Visitors to Oregon state parks had become accustomed to finding clean restrooms, campground showers and running water, but parks officials now caution that those amenities should not be counted on. People are asked to bring their own water, hand sanitizer and toilet supplies, and to be as self-sufficient as possible, just in case.

“We don’t know what kind of service we can offer over the next year,” Havel said. “It could change, we could see a recovery in revenue that allows us to provide more service, but we could equally see a decline in revenue.”

One way visitors can help support the state parks department is to simply use fewer of its resources, he said. Packing out your own trash, bringing your own water, using your own hand sanitizer or even toilet paper means less of a cost for the department.

But there are also long-term costs to keep in mind. Maintenance projects like ruptured water lines, out-of-order restrooms or damaged trails will need to be shelved, Havel said. Two major projects on the Oregon coast will be put on the back burner: a new campground at Fogarty Creek and long-awaited trail repairs at Ecola State Park.

With the budget shortfall, layoffs and lack of seasonal hires, there simply are not enough resources to care for state parks completely, officials said.

Oregon’s parks haven’t been in such dire straits since the early 1990s, when the parks department was cut off from the Oregon Department of Transportation and left to fend for itself.
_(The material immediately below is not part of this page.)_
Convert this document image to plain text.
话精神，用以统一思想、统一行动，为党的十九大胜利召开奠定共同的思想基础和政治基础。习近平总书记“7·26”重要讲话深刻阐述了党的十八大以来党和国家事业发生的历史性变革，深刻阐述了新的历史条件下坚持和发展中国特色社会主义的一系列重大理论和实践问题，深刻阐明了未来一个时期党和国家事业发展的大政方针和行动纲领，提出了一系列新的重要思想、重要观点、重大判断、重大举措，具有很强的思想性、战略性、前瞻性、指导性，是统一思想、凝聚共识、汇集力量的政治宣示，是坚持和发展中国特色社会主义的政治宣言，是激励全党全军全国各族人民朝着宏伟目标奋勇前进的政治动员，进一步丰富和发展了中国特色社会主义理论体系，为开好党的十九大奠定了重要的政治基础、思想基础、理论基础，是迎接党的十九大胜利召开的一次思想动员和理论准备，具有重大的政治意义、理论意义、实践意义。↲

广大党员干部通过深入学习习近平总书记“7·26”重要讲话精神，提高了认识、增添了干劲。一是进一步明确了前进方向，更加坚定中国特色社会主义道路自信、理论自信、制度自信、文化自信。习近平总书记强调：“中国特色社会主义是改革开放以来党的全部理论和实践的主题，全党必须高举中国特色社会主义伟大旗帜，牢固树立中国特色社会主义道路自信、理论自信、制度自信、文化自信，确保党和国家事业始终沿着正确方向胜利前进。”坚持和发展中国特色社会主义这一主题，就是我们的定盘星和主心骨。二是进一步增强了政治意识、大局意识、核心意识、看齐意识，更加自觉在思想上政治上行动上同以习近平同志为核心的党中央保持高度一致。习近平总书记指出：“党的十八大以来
Officials faced the closure of some 60 state parks before voters approved parks funding through the Oregon Lottery.

There’s still a chance funding could increase in 2020, but with so much uncertainty surrounding the coronavirus pandemic, the parks department isn’t betting on it.

“We accept that there’s a lot of things that are out of control,” Havel said. “We truly don’t know not just what the next six months look like, but the next one to two years.”

For now, officials are focusing on taking care of the staffers who will face layoffs at the end of the month, when crowds will begin to stream into day-use areas and campgrounds across the state.

“This is a heartbreaking time for our agency family, both for those who face a heavy workload as we roll into summer and for the dedicated professionals we have to release from service,” Lisa Sumption, state parks director, said in a news release Tuesday. “We’ll do everything we can to help them land on their feet. With support from Oregonians, the agency will rise to this challenge and adapt.”